Same technique as in Shodan Censys Fofa - the hash identifies the framework or product, not just the company.

# Known hashes  -  check against your targets
# Jenkins:      http.favicon.hash:81586312
# Grafana:      http.favicon.hash:-939714854
# Kibana:       http.favicon.hash:-1438785029
# phpMyAdmin:   http.favicon.hash:1531044888
# Jupyter:      http.favicon.hash:1335394149
# GitLab:       http.favicon.hash:1278323681
# Jira:         http.favicon.hash:-1399890347
 
# Compute a hash from a live target's favicon
python3 -c "
import mmh3, requests, base64
r = requests.get('https://target.com/favicon.ico', timeout=10)
h = mmh3.hash(base64.encodebytes(r.content))
print(f'Favicon hash: {h}')
"

Mapping Tech to CVEs

Once you know the stack, look for known vulnerabilities before spending time on manual testing.
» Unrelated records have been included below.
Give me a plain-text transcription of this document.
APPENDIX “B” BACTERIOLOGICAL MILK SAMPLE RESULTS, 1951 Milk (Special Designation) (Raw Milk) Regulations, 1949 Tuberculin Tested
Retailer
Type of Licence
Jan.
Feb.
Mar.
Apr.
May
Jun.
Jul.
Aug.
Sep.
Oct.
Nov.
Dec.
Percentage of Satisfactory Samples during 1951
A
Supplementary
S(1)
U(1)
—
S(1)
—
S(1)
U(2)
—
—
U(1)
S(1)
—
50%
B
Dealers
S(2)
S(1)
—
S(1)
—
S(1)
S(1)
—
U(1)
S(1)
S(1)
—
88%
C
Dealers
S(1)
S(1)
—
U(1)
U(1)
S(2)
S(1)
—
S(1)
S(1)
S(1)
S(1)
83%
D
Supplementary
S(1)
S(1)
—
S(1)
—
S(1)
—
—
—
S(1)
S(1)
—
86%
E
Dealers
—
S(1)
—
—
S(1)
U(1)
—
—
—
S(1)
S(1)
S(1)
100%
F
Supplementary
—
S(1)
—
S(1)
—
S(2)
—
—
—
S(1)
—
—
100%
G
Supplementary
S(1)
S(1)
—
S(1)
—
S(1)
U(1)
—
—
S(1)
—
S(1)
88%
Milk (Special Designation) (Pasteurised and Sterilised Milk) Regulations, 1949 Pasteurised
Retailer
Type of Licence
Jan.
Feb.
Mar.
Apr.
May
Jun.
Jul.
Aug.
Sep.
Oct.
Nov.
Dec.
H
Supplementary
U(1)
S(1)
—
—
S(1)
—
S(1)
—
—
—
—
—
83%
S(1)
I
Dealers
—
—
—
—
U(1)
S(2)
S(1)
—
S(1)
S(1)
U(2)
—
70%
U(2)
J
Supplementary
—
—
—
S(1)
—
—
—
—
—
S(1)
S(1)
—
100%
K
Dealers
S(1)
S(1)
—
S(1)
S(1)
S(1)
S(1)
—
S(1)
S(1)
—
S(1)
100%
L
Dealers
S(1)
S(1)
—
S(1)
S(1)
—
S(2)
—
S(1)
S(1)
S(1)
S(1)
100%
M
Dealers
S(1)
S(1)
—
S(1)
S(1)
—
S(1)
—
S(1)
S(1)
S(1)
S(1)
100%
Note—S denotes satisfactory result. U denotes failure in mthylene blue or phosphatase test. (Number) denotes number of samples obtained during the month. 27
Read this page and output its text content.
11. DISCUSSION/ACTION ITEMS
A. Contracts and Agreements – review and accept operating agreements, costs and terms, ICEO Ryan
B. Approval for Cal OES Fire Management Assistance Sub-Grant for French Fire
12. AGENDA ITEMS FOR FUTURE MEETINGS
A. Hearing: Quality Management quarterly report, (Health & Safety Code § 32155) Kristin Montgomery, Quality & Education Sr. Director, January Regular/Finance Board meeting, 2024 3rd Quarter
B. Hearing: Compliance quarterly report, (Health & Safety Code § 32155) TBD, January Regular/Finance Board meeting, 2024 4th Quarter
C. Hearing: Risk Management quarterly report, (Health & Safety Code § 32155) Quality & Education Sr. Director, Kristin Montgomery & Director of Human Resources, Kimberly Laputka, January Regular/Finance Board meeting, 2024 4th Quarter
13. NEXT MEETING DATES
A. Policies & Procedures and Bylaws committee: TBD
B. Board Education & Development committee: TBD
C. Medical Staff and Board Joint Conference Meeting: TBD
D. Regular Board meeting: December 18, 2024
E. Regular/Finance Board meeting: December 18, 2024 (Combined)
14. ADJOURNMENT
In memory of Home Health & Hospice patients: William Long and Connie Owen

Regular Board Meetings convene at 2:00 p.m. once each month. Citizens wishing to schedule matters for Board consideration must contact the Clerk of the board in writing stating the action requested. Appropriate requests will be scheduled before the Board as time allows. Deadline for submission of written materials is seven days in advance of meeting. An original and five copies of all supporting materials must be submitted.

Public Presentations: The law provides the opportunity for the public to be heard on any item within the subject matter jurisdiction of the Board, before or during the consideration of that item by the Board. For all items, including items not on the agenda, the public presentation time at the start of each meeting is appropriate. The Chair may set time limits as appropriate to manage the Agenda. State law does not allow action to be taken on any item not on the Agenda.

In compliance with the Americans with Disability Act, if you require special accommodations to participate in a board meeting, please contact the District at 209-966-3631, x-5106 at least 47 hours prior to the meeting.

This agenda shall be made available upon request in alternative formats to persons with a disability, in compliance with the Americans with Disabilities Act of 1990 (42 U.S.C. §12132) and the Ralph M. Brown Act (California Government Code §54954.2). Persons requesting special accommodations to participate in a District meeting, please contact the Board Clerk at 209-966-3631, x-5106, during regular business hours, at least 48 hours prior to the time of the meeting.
# Search vulners.com via their API
PRODUCT="Apache Tomcat"
VERSION="9.0.56"
curl -s "https://vulners.com/api/v3/search/lucene/?query=${PRODUCT}+${VERSION}&skip=0&size=10" | \
  jq -r '.data.search[] | [.id, .cvss.score, .title] | @tsv' | sort -t$'\t' -k2 -rn | head -10
 
# Nuclei CVE templates  -  run after you know the tech
nuclei -l live_hosts.txt \
  -t http/cves/ \
  -tags apache,tomcat \
  -silent \
  -o cve_hits.txt
 
# Search for public PoCs on a specific version
# GitHub dork: "CVE-2021-XXXX" "Apache Tomcat 9.0.56"

Fingerprint Workflow

graph TD
    A[Live Host List] --> B[httpx -tech-detect]
    A --> C[Header analysis  -  curl -sI]
    B --> D[Tech stack per host]
    C --> D
    D --> E{Interesting tech found?}
    E -->|Old version| F[Search vulners / NVD]
    E -->|Admin panel| G[nuclei exposed-panels]
    E -->|Known framework| H[nuclei CVE templates for that tech]
    F --> I[Prioritise hosts with known CVEs]
    G --> I
    H --> I
    I --> J[Manual investigation]

Common Pitfalls

Version headers can lie. Some ops teams change Server: headers to mislead scanners. whatweb's full response analysis - parsing JS library versions from HTML - is often more reliable than a single header.

CDN masking. If Cloudflare or Akamai is in the path, the tech stack you see is the CDN's, not the origin's. Use Shodan Censys Fofa to find the real origin IP and probe that directly.

Don't nuclei-blast without calibrating. Run nuclei -l hosts.txt -t http/technologies/ -stats first to see volume. On a target with 400 live hosts, a full CVE template run will generate noise - filter by relevant technology tags.